| While I was on Jie's msn yesterday together with his Dota mates, well. they didn't know I wasn't him. so I just played along & cocked with them (half the time I didn't know wtf they were talking about) from pokemons to football to leah dizon (wait, I brought that up) to they were trying to guess if I were a guy / girl no matter how hard Jagjit tried to convince them that I am a girl.
So, this Ryan dude asked. "will you prefer a long but fake or a short but real relationship?" obviously he was testing to see if I were a guy/ girl so I just answered something really ridiculous, something I believed what guys these days are like.
But his answer was stupid. "Confirm girl, because any guy would answer COCK QUESTION" wtf! but in the end he said I am a guy because of what I answered. -.- Heck, it was on purpose heck. for the fun of it. since everyone in there talk cock anyways. ;)
So anyways, he then said normally guys would answer short but real. then it got me thinking wouldn't everyone want that? as I thought further, I believe most girls would choose long but fake, because girls are always in denial. we see it (the break up) coming, but we choose to ignore that thought and just pretend everything is a-okay when it's not.
If only we chose to acknowledge its existence & work things out. I wonder what will the outcome be. Because it's normally that we acknowledge it, its too late, its over. -.-
Friends often say, when it comes to relationship, girls are always the stronger party. but why are guys emotinally weak. If your relationship is not heading to the marriage direction, let go & move on. but then again, we are only 20, who are we to judge. who are we to know whatthefuck is ahead of us?
& they all say, outsiders can always see things clearer. is that always true? heck, don't we all whine when things are fucked? but we never shared the happy thoughts. so what these people see are just pure "isn't it obvious you are not happy. blablabla. it had always been like that, why bother anymore. blablabla" and then it get you thinking why the fuck are these people keep bringing you down instead of being there supporting you like what a friend does. Well, because they don't want to see you suffer? Of course there are friends who will be there to support & stand by you because they themselves once let go of a relationship that got tough & regretted that decision. and because they are your friends, they do not want you to see you in their shoes. but rather fix & patch things up.
now remind me, what was the point of this post again?
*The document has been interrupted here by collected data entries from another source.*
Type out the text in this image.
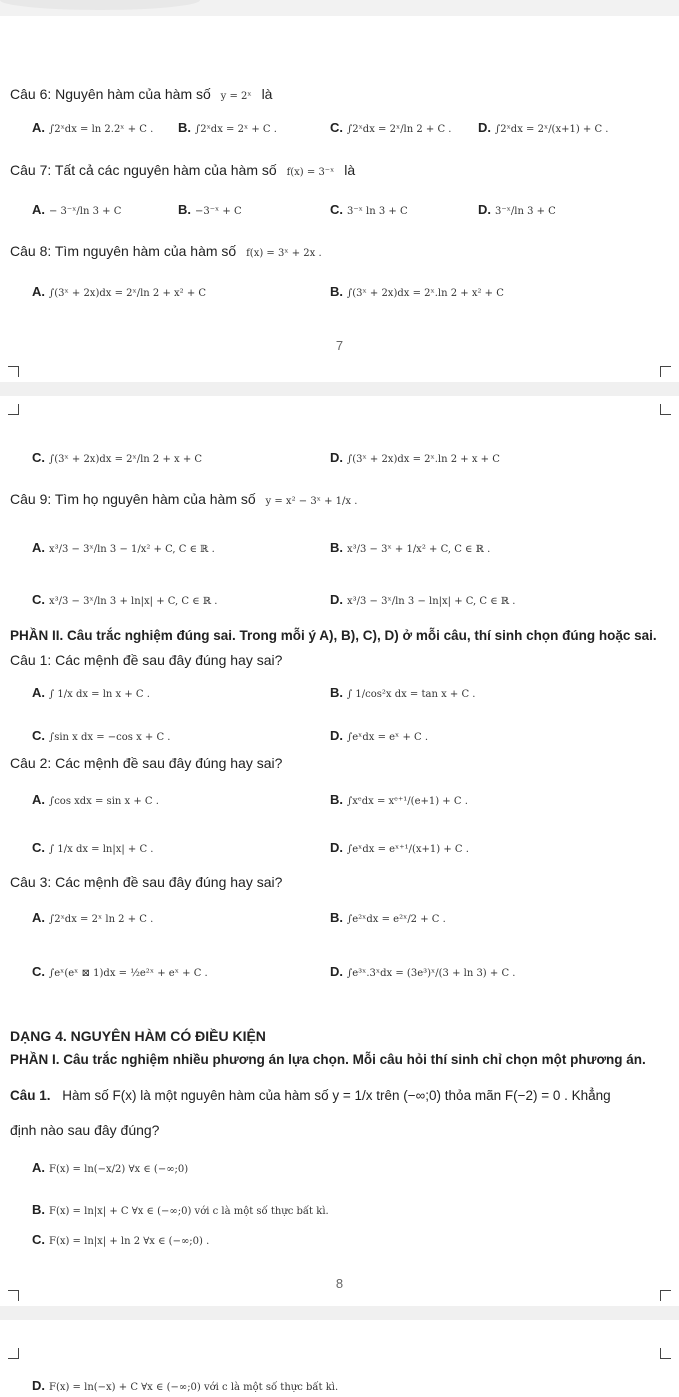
Câu 6: Nguyên hàm của hàm số y = 2ˣ là
A. ∫2ˣdx = ln 2.2ˣ + C . B. ∫2ˣdx = 2ˣ + C .	C. ∫2ˣdx = 2ˣ/ln 2 + C . D. ∫2ˣdx = 2ˣ/(x+1) + C .
Câu 7: Tất cả các nguyên hàm của hàm số f(x) = 3⁻ˣ là
A. − 3⁻ˣ/ln 3 + C	B. −3⁻ˣ + C	C. 3⁻ˣ ln 3 + C	D. 3⁻ˣ/ln 3 + C
Câu 8: Tìm nguyên hàm của hàm số f(x) = 3ˣ + 2x .
A. ∫(3ˣ + 2x)dx = 2ˣ/ln 2 + x² + C	B. ∫(3ˣ + 2x)dx = 2ˣ.ln 2 + x² + C
7
C. ∫(3ˣ + 2x)dx = 2ˣ/ln 2 + x + C	D. ∫(3ˣ + 2x)dx = 2ˣ.ln 2 + x + C
Câu 9: Tìm họ nguyên hàm của hàm số y = x² − 3ˣ + 1/x .
A. x³/3 − 3ˣ/ln 3 − 1/x² + C, C ∈ ℝ .	B. x³/3 − 3ˣ + 1/x² + C, C ∈ ℝ .
C. x³/3 − 3ˣ/ln 3 + ln|x| + C, C ∈ ℝ .	D. x³/3 − 3ˣ/ln 3 − ln|x| + C, C ∈ ℝ .
PHẦN II. Câu trắc nghiệm đúng sai. Trong mỗi ý A), B), C), D) ở mỗi câu, thí sinh chọn đúng hoặc sai.
Câu 1: Các mệnh đề sau đây đúng hay sai?
A. ∫ 1/x dx = ln x + C .	B. ∫ 1/cos²x dx = tan x + C .
C. ∫sin x dx = −cos x + C .	D. ∫eˣdx = eˣ + C .
Câu 2: Các mệnh đề sau đây đúng hay sai?
A. ∫cos xdx = sin x + C .	B. ∫xᵉdx = xᵉ⁺¹/(e+1) + C .
C. ∫ 1/x dx = ln|x| + C .	D. ∫eˣdx = eˣ⁺¹/(x+1) + C .
Câu 3: Các mệnh đề sau đây đúng hay sai?
A. ∫2ˣdx = 2ˣ ln 2 + C .	B. ∫e²ˣdx = e²ˣ/2 + C .
C. ∫eˣ(eˣ ⊠ 1)dx = ½e²ˣ + eˣ + C .	D. ∫e³ˣ.3ˣdx = (3e³)ˣ/(3 + ln 3) + C .
DẠNG 4. NGUYÊN HÀM CÓ ĐIỀU KIỆN
PHẦN I. Câu trắc nghiệm nhiều phương án lựa chọn. Mỗi câu hỏi thí sinh chỉ chọn một phương án.
Câu 1. Hàm số F(x) là một nguyên hàm của hàm số y = 1/x trên (−∞;0) thỏa mãn F(−2) = 0 . Khẳng
định nào sau đây đúng?
A. F(x) = ln(−x/2) ∀x ∈ (−∞;0)
B. F(x) = ln|x| + C ∀x ∈ (−∞;0) với c là một số thực bất kì.
C. F(x) = ln|x| + ln 2 ∀x ∈ (−∞;0) .
8
D. F(x) = ln(−x) + C ∀x ∈ (−∞;0) với c là một số thực bất kì.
I honestly don't remember.
but I do know I am tired of hearing all these mean & nasty things (which might be true), but I choose to ignore them. (oh hi living in denial). because I believe we've came this far not just to fuck things up.
and though its been half a year since the last relationship, people still judge. who are you to judge when you know nothing. I depise people who only listened to one party & then make their own conclusion. get a life. so what if I were the topic of discussion. I believe things happen for a reason. & the reason of it happening was. . . . even daddy saw it coming, so I don't see whats a huge deal out of it. love happens for a reason. when its there, it will be there. when its gone, its gone.
as long as I am happy / happier. Well I am, despite it only being half a year or more (last year, beginning of this year?) yes, it started way earlier, see what I mean by people who only listen to one party & then judge? welcome to reality. ok back to where I was, yes I am alot happier, things were much real, it wasn't fullofshit. though it was fucking complicated, rocky, shaky but we been through it all. despite losing friends (yes, of course this would happen), yet I don't understand & will never understand. isn't a best friend supposed to stick by you, listen to your explaination rather than just listen to whatever that idiot said & come up with your own conclusion. as much as I think I owe that person an explanation, but would he even listen? hell no, because his mind is polluted with bullshit & nothing can change that. I believe time heal things. but this time, will time heal that wound?
ok. this is going no where hence I should stop.
shall continue some other time when I feel like it.
Incase you are wondering if I am pissed or anything, I am not. (:
ps : I am tired from all these nightmares I had. I really am.